Freedom's Boundaries of Contingencies
Liberalism cannot fulfil its role in a free society unless it acknowledges that its leadership in matters of constitutional integrity does not carry over into the area of legitimate political discretion. And liberalism must recognise that within the boundaries of constitutional integrity there is substantial leeway for political discretion by players of quite distinct emphases of vision. Freedom remains an open-ended project.
Feasible Freedom - A Dynamic Equilibrium Balancing Dissension and Peaceableness
In order to establish her meaning and detailed shape, liberty depends on a political infrastructure that engages contestants in a competitive discovery process that is likely to result in eclectic policy outcomes deviating from puristic ideological positions. Adaptability is a survival requirement for any agent participating in the political discovery process. Puristic ideologies fail to stay in touch with the diversity of interests and views that push toward concrete policies. Feasible freedom may be conceived of as a dynamic equilibrium balancing dissension and peaceableness. Approximating the balance requires that the competing agents continuously search for new information about the prospects of their agendas, swiftly adjusting the latter to sustain support and the power to exercise influence. Precise and consistent accounts of freedom such as endeavoured by classical liberalism play an important role in clarifying the rules of the discovery game and the inalienable contours of freedom, but they are too abstract and too general to be able to prejudge the differing aims that people ought to be free to pursue within the competitive political framework of an open access society. Ideologies lend impetus to freedom’s sine qua non: discovery by political competition, but they do so fruitfully only when being capable of changing and renewing themselves in response to the findings elicited by the search.

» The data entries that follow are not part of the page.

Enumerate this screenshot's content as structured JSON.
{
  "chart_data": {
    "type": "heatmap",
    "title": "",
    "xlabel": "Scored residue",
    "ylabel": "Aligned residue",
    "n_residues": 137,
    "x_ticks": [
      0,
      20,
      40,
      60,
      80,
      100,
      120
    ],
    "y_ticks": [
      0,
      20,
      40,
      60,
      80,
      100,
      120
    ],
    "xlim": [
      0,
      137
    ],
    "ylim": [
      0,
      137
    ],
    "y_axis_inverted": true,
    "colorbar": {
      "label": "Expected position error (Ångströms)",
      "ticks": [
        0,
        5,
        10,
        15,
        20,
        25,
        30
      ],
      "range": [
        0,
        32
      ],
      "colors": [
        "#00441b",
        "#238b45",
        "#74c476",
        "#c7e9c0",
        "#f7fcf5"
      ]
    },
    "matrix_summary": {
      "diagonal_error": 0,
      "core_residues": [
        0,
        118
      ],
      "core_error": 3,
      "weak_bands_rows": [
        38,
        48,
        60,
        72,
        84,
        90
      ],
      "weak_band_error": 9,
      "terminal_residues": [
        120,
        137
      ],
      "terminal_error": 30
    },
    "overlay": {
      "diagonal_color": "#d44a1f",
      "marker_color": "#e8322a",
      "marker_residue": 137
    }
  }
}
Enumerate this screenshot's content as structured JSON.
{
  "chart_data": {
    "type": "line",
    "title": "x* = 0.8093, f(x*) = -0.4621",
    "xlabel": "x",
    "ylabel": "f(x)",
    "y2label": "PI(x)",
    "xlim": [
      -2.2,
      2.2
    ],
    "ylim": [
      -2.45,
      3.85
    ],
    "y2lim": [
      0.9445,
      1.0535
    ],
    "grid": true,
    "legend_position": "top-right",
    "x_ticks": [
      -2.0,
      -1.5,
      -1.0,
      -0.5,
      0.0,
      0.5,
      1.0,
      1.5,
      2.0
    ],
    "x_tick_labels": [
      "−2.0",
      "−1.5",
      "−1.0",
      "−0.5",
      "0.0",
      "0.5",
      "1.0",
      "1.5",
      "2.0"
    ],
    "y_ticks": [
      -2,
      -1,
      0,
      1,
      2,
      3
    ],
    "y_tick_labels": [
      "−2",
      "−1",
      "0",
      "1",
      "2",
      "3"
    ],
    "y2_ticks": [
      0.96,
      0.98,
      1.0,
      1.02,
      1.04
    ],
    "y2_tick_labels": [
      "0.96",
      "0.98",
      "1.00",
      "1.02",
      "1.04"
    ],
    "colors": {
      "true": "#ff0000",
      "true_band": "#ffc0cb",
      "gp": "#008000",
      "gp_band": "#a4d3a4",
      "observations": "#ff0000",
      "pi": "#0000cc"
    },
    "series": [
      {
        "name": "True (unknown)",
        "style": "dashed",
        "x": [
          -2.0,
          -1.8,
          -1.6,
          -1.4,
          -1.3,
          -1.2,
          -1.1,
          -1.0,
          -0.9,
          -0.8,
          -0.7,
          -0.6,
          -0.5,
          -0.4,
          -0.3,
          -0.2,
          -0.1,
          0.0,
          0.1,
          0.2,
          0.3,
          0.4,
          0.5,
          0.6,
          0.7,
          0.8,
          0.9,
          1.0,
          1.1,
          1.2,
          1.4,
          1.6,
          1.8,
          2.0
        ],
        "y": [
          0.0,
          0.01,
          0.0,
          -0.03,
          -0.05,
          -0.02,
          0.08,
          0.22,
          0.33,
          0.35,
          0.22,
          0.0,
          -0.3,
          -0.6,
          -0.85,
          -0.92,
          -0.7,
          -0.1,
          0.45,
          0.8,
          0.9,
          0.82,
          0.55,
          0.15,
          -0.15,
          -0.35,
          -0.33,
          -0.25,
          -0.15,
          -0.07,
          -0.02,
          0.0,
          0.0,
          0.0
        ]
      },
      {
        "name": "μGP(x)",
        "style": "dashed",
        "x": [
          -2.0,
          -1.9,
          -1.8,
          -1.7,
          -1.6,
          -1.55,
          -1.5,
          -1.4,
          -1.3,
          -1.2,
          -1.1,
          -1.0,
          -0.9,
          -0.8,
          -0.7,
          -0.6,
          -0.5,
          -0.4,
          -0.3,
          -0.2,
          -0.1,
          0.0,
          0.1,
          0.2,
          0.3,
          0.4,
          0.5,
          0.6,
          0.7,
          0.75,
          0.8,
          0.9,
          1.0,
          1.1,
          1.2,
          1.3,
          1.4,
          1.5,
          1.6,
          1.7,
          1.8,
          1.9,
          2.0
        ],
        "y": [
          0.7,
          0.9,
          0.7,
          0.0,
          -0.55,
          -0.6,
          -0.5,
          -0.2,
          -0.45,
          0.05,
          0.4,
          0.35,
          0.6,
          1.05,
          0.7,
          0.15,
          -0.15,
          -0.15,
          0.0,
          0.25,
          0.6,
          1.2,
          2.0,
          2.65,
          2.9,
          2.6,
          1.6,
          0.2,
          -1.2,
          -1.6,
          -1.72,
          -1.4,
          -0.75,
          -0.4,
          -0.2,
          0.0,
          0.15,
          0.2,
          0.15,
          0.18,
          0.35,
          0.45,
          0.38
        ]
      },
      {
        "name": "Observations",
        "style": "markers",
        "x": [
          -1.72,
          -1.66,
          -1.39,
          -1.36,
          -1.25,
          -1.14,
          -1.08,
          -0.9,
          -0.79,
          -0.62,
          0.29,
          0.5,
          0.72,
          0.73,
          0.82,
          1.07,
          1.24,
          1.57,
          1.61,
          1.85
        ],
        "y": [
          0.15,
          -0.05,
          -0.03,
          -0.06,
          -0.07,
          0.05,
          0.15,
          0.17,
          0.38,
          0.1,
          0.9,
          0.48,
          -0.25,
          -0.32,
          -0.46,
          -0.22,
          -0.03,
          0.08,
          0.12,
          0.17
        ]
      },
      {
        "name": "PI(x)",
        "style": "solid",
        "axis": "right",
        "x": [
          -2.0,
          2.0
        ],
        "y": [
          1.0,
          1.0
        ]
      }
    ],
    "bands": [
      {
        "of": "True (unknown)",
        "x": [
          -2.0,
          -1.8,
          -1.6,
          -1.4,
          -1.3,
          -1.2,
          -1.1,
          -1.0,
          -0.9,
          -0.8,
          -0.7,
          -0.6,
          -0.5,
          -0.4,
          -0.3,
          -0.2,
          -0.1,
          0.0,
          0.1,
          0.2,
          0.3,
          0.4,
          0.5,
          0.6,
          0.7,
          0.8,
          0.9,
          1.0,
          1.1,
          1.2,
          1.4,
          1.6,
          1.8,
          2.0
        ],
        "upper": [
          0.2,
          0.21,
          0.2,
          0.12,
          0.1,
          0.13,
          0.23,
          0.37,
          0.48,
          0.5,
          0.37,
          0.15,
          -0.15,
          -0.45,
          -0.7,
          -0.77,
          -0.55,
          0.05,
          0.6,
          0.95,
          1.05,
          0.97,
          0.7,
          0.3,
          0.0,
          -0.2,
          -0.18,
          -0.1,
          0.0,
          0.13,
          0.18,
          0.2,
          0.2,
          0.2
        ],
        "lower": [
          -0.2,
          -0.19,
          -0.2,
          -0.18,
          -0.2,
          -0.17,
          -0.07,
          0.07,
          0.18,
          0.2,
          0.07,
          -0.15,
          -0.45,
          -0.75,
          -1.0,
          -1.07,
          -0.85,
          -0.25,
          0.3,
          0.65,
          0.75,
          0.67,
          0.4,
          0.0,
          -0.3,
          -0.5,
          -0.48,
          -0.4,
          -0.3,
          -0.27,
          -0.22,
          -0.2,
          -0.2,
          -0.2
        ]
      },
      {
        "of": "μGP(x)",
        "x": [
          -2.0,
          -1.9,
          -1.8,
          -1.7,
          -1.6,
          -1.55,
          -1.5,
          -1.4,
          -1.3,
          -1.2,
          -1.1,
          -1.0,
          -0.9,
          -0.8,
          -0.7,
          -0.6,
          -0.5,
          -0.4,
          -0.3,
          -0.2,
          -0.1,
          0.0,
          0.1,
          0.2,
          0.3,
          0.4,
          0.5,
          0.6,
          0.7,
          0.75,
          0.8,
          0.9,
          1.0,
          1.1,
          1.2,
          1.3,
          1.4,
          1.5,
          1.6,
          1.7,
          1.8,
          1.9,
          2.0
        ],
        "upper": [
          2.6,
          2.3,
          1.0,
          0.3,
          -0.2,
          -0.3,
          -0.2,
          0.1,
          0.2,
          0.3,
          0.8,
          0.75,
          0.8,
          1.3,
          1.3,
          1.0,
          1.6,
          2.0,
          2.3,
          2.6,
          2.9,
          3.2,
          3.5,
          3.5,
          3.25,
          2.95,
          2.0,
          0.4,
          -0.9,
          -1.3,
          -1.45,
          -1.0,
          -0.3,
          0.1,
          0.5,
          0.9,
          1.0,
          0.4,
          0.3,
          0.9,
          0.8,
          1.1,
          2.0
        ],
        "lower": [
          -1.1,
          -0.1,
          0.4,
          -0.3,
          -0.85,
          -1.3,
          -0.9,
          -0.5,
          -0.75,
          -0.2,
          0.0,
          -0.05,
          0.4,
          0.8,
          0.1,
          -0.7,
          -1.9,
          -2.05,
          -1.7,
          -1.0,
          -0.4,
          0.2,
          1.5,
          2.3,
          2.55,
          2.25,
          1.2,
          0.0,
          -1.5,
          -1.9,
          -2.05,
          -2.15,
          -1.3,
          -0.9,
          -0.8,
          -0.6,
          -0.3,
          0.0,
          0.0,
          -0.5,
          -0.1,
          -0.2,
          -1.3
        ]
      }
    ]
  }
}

The success of politics under feasible freedom is to be judged by the ability to balance dissension and peaceableness under the auxiliary conditions of high levels of personal autonomy, productivity, and wealth. We may register good performance and even progress along these lines in the very presence of states of affairs that appear insufferable from a classical liberal point of view. But it should not be forgotten that classical liberalism is just a set of hypotheses, some of which are rejected by freedom. Freedom is not identical with liberalism. Freedom is not identical with liberalism‘s account or expectations of her.

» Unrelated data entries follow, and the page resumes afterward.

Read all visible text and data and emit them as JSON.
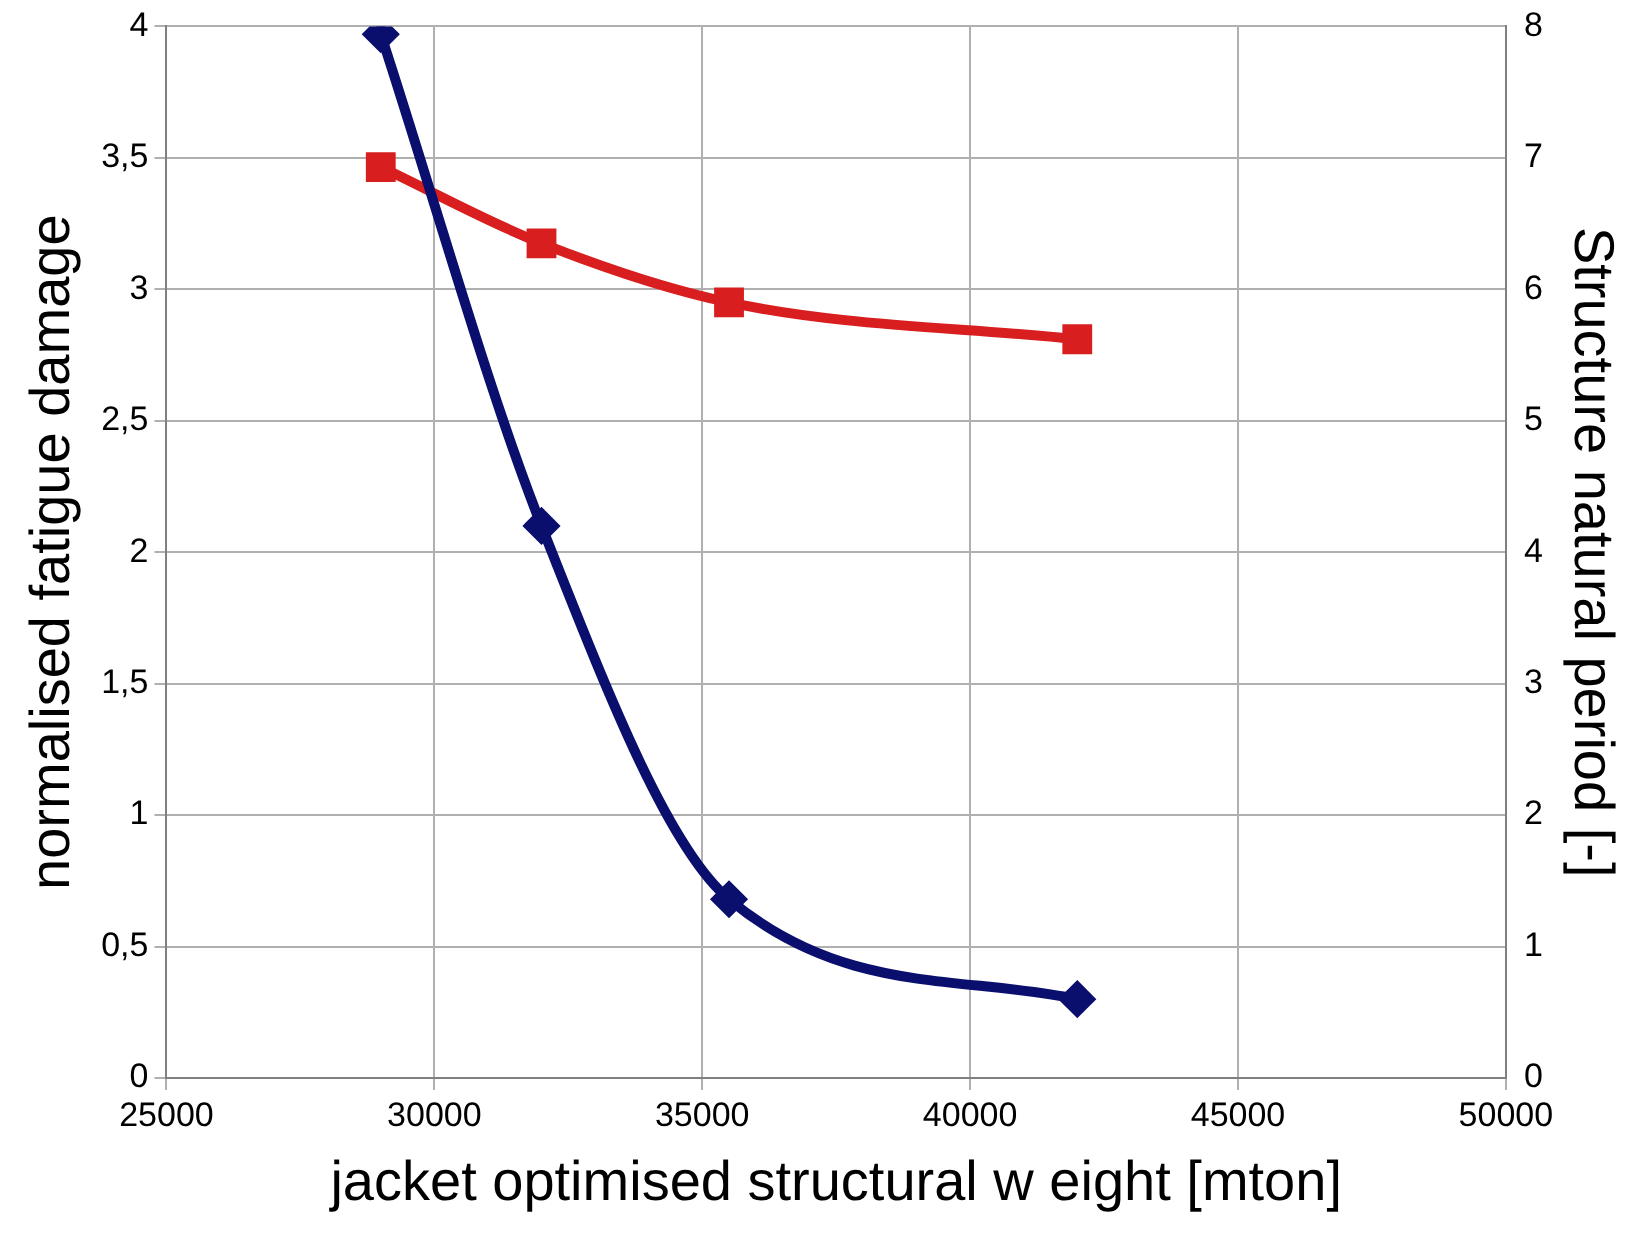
{
  "chart_data": {
    "type": "line",
    "xlabel": "jacket optimised structural w eight [mton]",
    "ylabel": "normalised fatigue damage",
    "y2label": "Structure natural period [-]",
    "x": [
      29000,
      32000,
      35500,
      42000
    ],
    "series": [
      {
        "color": "#0a0f6e",
        "values": [
          3.97,
          2.1,
          0.68,
          0.3
        ],
        "marker": "diamond"
      },
      {
        "color": "#d81e1e",
        "values": [
          6.93,
          6.35,
          5.9,
          5.62
        ],
        "marker": "square",
        "axis": "y2"
      }
    ],
    "xlim": [
      25000,
      50000
    ],
    "xticks": [
      25000,
      30000,
      35000,
      40000,
      45000,
      50000
    ],
    "ylim": [
      0,
      4
    ],
    "yticks": [
      0,
      {
        "value": 0.5,
        "label": "0,5"
      },
      1,
      {
        "value": 1.5,
        "label": "1,5"
      },
      2,
      {
        "value": 2.5,
        "label": "2,5"
      },
      3,
      {
        "value": 3.5,
        "label": "3,5"
      },
      4
    ],
    "y2lim": [
      0,
      8
    ],
    "y2ticks": [
      0,
      1,
      2,
      3,
      4,
      5,
      6,
      7,
      8
    ],
    "grid": true,
    "legend": false,
    "line_style": "solid"
  }
}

As there is a degree of depravity in mankind which requires a certain degree of circumspection and distrust, so there are other qualities in human nature which justify a certain portion of esteem and confidence.

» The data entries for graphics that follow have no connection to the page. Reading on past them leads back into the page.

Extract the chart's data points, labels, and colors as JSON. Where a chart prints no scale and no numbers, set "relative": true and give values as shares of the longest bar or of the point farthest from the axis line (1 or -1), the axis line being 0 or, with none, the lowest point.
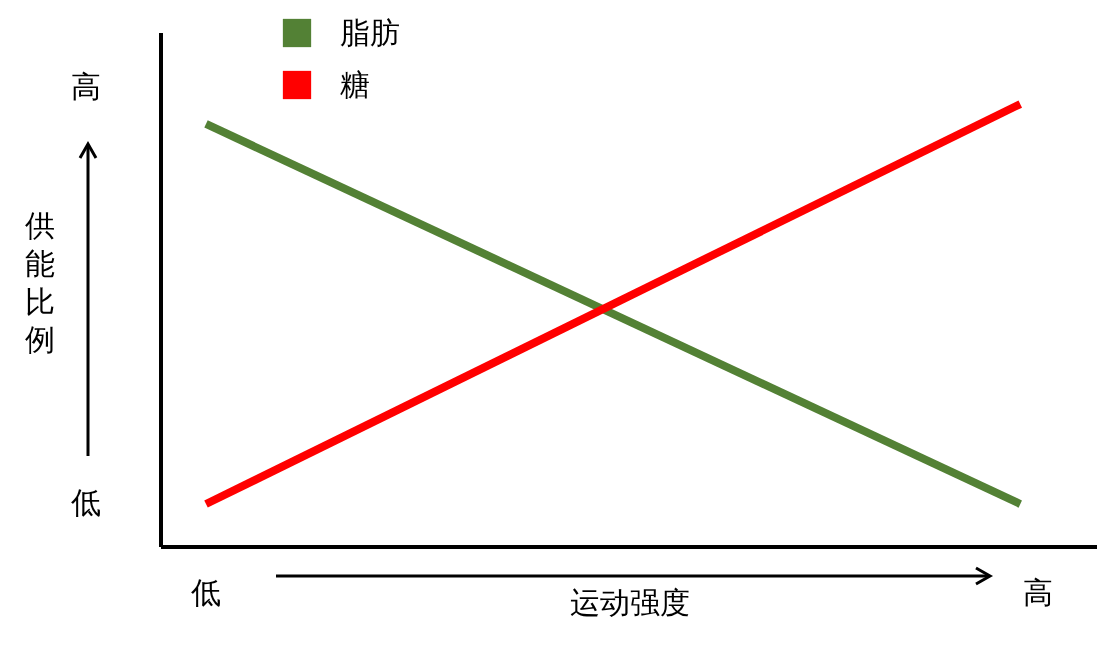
{
  "chart_data": {
    "type": "line",
    "relative": true,
    "xlabel": "运动强度",
    "ylabel": "供能比例",
    "categories": [
      null,
      null
    ],
    "series": [
      {
        "name": "脂肪",
        "color": "#538135",
        "values": [
          0.955,
          0.095
        ]
      },
      {
        "name": "糖",
        "color": "#ff0000",
        "values": [
          0.095,
          1
        ]
      }
    ],
    "annotations": [
      "高",
      "低",
      "低",
      "高"
    ],
    "legend": "top left",
    "marker": "none",
    "line_style": "solid"
  }
}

Republican government presupposes the existence of these qualities in a higher degree than any other form.
Were the pictures which have been drawn by the political jealousy of some among us faithful likenesses of the human character, the inference would be that there is not sufficient virtue among men for self-government; and that nothing less than the chains of despotism can restrain them from destroying and devouring one another.
Madison, Hamilton and Jay, Federalist Papers (Madison, Federalist 55), 346.